# Pups first outside adventure



## Ditsy42 (Aug 13, 2010)

In their puppy pen today, weather was lovely so they had a bit of time out and had thier lunch outside


----------



## BeagleOesx (Oct 9, 2009)

Awww, I bet they loved their outdoor adventure and picnic.


----------



## Marley boy (Sep 6, 2010)

they are adorable


----------



## Guest (Mar 22, 2011)

Awww they're lovely! :thumbup:

Em
xx


----------



## Angie2011 (Feb 2, 2011)

STUNING!! BUT! ......................I'm sure i just heard one say, that he wants to come live with MEEEEEEEEEEEEEEEEEEEEEEEEEEEEEEEEEEEEEEEEE!!! 
seriously beautiful


----------



## Sled dog hotel (Aug 11, 2010)

They are growing so much, and right little chunksters,really lovely pups.


----------



## Hayden (Mar 22, 2011)

Wow so cute.
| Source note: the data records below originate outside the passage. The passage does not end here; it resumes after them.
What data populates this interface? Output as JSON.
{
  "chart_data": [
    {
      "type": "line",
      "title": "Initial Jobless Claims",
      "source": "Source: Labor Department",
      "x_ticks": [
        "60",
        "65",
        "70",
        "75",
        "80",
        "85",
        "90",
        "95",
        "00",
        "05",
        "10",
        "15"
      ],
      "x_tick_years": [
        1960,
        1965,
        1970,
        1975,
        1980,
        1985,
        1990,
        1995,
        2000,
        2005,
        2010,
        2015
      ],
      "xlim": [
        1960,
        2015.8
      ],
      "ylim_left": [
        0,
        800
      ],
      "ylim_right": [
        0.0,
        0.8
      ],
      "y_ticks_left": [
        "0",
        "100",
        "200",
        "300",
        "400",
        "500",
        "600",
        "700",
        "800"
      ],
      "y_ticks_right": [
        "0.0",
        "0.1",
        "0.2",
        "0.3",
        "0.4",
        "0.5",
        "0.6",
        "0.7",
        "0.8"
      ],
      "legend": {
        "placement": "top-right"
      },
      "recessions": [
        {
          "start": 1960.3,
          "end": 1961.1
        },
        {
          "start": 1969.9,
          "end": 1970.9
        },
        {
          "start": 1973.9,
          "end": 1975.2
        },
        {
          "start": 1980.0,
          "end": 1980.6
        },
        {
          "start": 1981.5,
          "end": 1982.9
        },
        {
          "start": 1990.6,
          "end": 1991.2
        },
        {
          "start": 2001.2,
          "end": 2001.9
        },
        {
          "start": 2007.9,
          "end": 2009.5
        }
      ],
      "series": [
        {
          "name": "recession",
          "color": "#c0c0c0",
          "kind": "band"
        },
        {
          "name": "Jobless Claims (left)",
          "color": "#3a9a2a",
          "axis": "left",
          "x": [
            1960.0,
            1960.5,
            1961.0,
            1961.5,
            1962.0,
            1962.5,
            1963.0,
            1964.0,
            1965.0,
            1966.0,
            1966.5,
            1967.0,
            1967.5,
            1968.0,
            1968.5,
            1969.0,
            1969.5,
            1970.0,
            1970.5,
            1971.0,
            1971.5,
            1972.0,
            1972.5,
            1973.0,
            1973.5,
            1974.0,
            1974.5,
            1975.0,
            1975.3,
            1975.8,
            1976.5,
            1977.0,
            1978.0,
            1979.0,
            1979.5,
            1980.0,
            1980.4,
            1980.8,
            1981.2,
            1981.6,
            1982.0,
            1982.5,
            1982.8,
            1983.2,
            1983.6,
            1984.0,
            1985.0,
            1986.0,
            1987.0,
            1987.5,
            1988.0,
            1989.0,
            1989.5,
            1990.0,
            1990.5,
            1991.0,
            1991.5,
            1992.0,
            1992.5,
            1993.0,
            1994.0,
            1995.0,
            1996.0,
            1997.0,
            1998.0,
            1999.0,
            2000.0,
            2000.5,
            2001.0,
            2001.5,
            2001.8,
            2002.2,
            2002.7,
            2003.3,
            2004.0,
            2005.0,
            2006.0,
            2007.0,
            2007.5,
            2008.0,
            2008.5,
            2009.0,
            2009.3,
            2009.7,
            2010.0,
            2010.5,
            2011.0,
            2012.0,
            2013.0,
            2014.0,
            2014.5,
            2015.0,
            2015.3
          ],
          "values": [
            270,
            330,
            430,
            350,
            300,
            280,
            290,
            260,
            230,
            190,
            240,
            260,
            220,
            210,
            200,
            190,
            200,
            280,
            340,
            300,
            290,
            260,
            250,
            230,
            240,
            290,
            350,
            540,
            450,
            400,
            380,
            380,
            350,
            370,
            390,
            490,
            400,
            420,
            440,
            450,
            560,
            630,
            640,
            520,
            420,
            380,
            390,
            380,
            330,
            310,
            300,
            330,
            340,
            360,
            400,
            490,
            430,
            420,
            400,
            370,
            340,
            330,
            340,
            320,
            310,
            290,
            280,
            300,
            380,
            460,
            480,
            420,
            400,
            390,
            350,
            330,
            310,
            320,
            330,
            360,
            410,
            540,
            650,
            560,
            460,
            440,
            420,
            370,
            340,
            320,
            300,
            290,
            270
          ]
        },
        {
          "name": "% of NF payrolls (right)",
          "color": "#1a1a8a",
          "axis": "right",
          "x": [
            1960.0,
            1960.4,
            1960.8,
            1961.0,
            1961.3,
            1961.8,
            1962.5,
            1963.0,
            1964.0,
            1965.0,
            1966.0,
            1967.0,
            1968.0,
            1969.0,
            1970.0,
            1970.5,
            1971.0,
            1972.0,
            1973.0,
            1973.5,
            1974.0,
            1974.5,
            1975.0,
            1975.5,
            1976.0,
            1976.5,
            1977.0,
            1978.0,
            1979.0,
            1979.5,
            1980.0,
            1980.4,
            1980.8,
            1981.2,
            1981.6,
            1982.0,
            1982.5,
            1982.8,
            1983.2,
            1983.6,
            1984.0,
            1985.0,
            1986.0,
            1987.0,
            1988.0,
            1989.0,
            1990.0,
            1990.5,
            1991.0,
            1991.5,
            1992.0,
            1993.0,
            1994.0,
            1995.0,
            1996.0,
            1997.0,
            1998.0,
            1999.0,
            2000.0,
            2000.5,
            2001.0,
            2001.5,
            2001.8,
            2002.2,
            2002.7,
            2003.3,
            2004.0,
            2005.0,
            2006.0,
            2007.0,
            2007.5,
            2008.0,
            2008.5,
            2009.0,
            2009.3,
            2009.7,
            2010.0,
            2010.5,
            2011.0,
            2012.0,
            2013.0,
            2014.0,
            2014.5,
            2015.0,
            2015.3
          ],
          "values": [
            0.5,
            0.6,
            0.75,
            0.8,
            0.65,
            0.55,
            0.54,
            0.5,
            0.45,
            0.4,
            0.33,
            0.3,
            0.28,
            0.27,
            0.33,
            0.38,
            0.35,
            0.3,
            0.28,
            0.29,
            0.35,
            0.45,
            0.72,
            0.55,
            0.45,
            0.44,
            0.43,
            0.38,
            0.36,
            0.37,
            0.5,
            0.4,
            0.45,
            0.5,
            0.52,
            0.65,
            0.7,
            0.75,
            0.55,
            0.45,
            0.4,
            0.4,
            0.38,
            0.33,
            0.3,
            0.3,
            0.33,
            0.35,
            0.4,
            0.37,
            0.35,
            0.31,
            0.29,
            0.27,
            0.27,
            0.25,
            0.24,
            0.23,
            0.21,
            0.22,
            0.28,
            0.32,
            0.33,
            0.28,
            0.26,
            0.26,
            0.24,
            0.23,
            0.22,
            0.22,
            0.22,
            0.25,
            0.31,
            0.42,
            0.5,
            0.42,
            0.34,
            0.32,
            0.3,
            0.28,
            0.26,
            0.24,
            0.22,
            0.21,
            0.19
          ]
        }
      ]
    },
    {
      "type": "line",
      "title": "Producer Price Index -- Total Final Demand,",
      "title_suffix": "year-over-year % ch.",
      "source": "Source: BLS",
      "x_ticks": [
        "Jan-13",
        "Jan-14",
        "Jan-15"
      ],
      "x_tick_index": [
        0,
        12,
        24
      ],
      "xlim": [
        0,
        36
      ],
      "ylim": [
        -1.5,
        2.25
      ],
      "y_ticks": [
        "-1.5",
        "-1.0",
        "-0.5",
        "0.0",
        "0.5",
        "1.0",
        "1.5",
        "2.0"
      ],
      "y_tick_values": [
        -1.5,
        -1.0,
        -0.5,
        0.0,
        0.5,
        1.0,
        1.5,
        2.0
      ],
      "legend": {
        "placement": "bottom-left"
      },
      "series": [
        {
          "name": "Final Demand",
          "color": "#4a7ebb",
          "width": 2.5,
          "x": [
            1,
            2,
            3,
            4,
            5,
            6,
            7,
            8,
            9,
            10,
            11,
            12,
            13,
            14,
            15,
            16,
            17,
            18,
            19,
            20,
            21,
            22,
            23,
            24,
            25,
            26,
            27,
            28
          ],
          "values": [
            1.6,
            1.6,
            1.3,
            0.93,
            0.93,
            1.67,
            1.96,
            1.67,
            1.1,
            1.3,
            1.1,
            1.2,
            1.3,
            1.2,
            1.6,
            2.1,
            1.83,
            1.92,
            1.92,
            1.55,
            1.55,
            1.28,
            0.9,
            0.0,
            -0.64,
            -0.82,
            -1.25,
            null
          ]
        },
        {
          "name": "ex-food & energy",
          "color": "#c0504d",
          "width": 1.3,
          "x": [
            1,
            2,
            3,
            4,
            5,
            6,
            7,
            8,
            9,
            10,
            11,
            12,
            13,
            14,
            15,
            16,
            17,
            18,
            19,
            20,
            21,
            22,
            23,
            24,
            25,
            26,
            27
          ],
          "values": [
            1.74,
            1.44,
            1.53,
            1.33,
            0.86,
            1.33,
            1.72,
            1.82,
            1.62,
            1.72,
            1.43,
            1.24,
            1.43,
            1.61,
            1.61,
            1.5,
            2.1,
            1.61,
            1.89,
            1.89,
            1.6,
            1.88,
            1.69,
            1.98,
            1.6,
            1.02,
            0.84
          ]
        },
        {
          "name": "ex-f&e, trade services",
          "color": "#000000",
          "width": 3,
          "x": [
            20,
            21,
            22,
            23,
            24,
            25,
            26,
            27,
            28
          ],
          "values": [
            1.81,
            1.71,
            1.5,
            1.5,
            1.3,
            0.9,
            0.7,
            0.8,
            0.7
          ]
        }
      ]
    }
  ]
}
I hope they enjoyed their trip out


----------



## Blondie (Feb 27, 2011)

First time outside is always exciting, lol!!


----------



## Ditsy42 (Aug 13, 2010)

Ceearott said:


> First time outside is always exciting, lol!!


Duno who was more excited, them or me


----------



## Blondie (Feb 27, 2011)

Ditsy42 said:


> Duno who was more excited, them or me


That sounds like you, PMSL!!!


----------



## new westie owner (Apr 30, 2010)

They are coming on great lovely pups


----------



## nikki2009 (Feb 5, 2011)

they are so lush


----------